On a bespoke by-appointment Ultimate Connoisseur Tour, George McDaniel, executive director of Drayton Hall—the most noteworthy of Charleston’s historical plantations—leads guests through the estate’s unfurnished hall (built in 1738), landscaped grounds and private offsite collections of furniture and decorative arts. Fully customizable, the itinerary can also feature a boat trip on the Ashley River, which the Drayton family used to take to the house, or a grand supper inspired by historical dishes from the Drayton diaries, which feature old chestnuts like oyster patties and roasted veal. Tours start at $750 for a group of four; draytonhall.org.
Have Your Cake
Described by The New York Times as “a big white slice of heaven,” the cream-filled coconut cake served at Planters Inn’s Peninsula Grill has become a city icon. Executive chef Robert Carter based the recipe on his grandmother’s, introducing it to the Grill in 1998.
With a few days’ notice, those looking to get to know the cake intimately can arrange a kitchen tour with the hotel’s managing director, Emmanuel Gardinier, to watch it being made. And with two weeks’ notice, Gardinier can even arrange a hands-on cake-making lesson with pastry chef Claire Chapman. Cakes start at $100; cake-making lessons, at $500; plantersinn.com.
By Land or by Sea
Charleston is highly walkable, but the Southern heat can be brutal. For a respite, call the Charleston Black Cab Company ($85 an hour; charlestonblackcabcompany.com), which has 24 five-passenger chauffeured London taxis. But visiting the city without a view from its harbor would be a sin. Coastal Yacht Charters (coastal-yacht-charters.com), launched in 2008, has a fleet of eight ships available for sunset, half- and full-day outings (from $325 an hour) around the Charleston peninsula as well as fishing excursions (from $400). If you’re feeling lucky and adventurous, lunch can be catch-your-own: The water teems with redfish and grouper. If not, Charleston gourmet shop Caviar & Bananas (51 George St.; caviarandbananas.com) offers prepared dishes like barbecued pork and duck sliders.
Low Country Goes Haute
With the year-old restaurant Husk (76 Queen St.; 843-577-2500; huskrestaurant.com), Charleston has advanced its reputation as the engine behind the country’s Southern cuisine craze.

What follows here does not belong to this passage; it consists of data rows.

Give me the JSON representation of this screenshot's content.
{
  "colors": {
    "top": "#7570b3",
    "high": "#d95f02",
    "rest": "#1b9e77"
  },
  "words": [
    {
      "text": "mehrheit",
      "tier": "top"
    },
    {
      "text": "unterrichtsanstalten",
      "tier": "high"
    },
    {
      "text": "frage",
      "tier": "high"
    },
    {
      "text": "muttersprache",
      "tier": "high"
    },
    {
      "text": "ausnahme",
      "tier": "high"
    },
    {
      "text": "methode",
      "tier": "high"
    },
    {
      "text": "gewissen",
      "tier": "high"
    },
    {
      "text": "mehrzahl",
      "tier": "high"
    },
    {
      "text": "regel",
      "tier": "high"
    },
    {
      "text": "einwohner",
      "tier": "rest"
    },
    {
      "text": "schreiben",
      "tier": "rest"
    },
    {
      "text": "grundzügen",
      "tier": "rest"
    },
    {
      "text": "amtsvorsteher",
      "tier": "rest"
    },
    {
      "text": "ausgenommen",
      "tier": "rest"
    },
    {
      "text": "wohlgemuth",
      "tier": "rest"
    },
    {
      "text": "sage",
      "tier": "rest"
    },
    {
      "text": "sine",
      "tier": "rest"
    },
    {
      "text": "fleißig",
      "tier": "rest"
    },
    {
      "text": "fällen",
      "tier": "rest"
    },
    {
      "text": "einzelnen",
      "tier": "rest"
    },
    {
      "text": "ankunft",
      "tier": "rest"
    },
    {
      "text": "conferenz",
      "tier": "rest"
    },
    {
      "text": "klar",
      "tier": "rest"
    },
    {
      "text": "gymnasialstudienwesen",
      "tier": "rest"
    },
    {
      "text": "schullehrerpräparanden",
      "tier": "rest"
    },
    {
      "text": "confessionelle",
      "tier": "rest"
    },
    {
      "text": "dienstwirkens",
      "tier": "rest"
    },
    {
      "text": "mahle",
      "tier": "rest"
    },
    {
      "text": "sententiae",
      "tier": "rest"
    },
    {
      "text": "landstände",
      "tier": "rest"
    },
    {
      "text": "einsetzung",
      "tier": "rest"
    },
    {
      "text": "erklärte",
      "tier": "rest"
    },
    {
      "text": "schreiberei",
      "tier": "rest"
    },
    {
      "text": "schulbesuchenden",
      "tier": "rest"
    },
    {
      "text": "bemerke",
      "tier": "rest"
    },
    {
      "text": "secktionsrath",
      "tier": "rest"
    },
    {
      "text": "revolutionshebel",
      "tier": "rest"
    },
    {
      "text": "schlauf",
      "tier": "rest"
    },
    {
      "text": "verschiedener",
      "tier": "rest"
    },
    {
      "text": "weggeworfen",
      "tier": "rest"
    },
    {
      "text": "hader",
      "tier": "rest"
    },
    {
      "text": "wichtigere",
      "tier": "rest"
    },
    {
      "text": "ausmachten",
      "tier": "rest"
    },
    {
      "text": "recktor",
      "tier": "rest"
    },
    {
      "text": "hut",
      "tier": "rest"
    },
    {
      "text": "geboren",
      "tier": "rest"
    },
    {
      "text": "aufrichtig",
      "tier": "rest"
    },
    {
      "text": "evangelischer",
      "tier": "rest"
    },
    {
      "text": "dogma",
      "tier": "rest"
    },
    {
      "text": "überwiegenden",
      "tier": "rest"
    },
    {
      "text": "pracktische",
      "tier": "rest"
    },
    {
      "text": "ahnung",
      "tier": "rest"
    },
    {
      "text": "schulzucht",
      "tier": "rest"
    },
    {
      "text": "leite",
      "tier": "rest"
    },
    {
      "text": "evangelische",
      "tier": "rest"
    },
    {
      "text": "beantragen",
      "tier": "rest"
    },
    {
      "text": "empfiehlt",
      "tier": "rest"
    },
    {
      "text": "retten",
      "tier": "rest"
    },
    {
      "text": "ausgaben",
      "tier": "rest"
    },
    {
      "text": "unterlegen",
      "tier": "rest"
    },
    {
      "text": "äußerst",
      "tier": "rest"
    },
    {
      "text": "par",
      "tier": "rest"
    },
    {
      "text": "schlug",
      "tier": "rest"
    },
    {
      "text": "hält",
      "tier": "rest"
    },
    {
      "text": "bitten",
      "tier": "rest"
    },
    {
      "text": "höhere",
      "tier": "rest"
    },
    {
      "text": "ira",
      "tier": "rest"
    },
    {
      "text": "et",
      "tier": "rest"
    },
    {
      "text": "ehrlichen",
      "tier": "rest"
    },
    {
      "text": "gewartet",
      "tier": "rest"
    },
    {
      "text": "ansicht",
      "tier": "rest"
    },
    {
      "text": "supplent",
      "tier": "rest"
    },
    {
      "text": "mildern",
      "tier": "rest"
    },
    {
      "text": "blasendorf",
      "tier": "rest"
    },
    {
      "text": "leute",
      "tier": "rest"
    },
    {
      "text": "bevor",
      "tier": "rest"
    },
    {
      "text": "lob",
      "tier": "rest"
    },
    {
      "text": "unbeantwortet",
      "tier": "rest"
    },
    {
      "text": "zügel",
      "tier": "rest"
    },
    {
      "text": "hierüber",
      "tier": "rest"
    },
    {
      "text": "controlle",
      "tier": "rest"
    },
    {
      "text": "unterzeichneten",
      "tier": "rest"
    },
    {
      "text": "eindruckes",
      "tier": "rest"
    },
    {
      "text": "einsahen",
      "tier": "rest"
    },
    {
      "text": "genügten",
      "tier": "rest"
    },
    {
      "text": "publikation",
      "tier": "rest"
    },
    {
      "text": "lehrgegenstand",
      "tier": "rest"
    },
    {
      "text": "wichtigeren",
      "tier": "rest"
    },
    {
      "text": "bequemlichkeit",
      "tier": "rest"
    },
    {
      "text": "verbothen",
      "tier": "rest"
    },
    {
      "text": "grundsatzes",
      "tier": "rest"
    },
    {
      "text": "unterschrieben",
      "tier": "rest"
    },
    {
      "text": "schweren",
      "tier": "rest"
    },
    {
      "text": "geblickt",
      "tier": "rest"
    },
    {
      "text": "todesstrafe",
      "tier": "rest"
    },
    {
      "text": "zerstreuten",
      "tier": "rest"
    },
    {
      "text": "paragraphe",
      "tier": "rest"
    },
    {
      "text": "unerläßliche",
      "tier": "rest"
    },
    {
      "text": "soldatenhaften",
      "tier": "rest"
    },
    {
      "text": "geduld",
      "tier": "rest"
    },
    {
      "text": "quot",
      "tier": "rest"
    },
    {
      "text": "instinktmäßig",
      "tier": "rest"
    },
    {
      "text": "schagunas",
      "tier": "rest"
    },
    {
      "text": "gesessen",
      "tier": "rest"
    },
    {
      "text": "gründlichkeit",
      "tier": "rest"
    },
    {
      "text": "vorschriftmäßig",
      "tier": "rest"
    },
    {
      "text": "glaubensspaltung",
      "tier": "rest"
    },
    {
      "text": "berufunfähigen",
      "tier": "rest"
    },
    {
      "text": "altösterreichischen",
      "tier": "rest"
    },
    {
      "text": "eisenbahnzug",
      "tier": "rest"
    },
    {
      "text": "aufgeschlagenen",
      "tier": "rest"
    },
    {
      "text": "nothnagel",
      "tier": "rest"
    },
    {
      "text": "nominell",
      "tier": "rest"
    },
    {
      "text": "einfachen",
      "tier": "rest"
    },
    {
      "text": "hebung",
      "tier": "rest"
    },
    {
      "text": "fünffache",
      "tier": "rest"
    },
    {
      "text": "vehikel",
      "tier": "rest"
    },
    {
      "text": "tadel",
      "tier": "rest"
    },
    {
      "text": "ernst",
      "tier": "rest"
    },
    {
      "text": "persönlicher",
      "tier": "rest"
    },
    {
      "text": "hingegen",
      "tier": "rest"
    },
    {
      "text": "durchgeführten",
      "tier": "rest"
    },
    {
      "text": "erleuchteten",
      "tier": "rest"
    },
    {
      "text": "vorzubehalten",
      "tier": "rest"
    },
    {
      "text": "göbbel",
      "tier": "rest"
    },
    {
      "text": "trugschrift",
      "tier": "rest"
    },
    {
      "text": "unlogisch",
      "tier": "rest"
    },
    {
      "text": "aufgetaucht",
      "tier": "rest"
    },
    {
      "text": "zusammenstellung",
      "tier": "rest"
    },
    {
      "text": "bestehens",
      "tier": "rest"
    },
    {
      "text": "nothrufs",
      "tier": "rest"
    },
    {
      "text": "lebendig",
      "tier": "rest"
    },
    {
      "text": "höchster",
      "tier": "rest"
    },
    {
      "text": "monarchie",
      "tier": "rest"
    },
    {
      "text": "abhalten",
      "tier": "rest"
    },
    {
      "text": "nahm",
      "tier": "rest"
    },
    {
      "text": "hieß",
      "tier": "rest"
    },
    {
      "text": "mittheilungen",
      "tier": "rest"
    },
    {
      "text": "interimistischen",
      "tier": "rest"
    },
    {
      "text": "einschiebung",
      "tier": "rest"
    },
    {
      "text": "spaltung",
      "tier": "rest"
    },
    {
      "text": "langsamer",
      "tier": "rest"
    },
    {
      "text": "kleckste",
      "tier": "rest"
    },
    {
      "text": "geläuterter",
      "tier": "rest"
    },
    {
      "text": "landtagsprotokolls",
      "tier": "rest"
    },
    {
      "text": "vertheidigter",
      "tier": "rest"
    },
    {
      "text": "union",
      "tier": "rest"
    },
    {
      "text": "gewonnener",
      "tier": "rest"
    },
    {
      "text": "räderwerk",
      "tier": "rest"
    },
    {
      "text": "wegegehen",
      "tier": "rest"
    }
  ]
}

Its chef, 2010 James Beard Award–winner Sean Brock, uses hyperlocal ingredients—South Carolina beef, Capers Inlet clams—to showcase the exhilarating potential of New Southern cuisine. Diners can pair small plates both on and off his regular menu with bourbons from the extensive cellar. But his is not the only game in town. Mike Lata, who won a James Beard Award in 2009, puts a new focus on lesser-known Southern catches at FIG (232 Meeting St.; 843-805-5900; eatatfig.com). A four-course off-menu seafood tasting might include a creamy coddled Sea Island farm egg with stone crab. And at Circa 1886 (149 Wentworth St.; 843-853-7828; circa1886.com), Marc Collins, cofounder of the Charleston Wine + Food Festival (March 1–4, 2012), creates a seasonal five-course Southern tasting menu with unexpected touches, like the antelope loin with blue corn grits.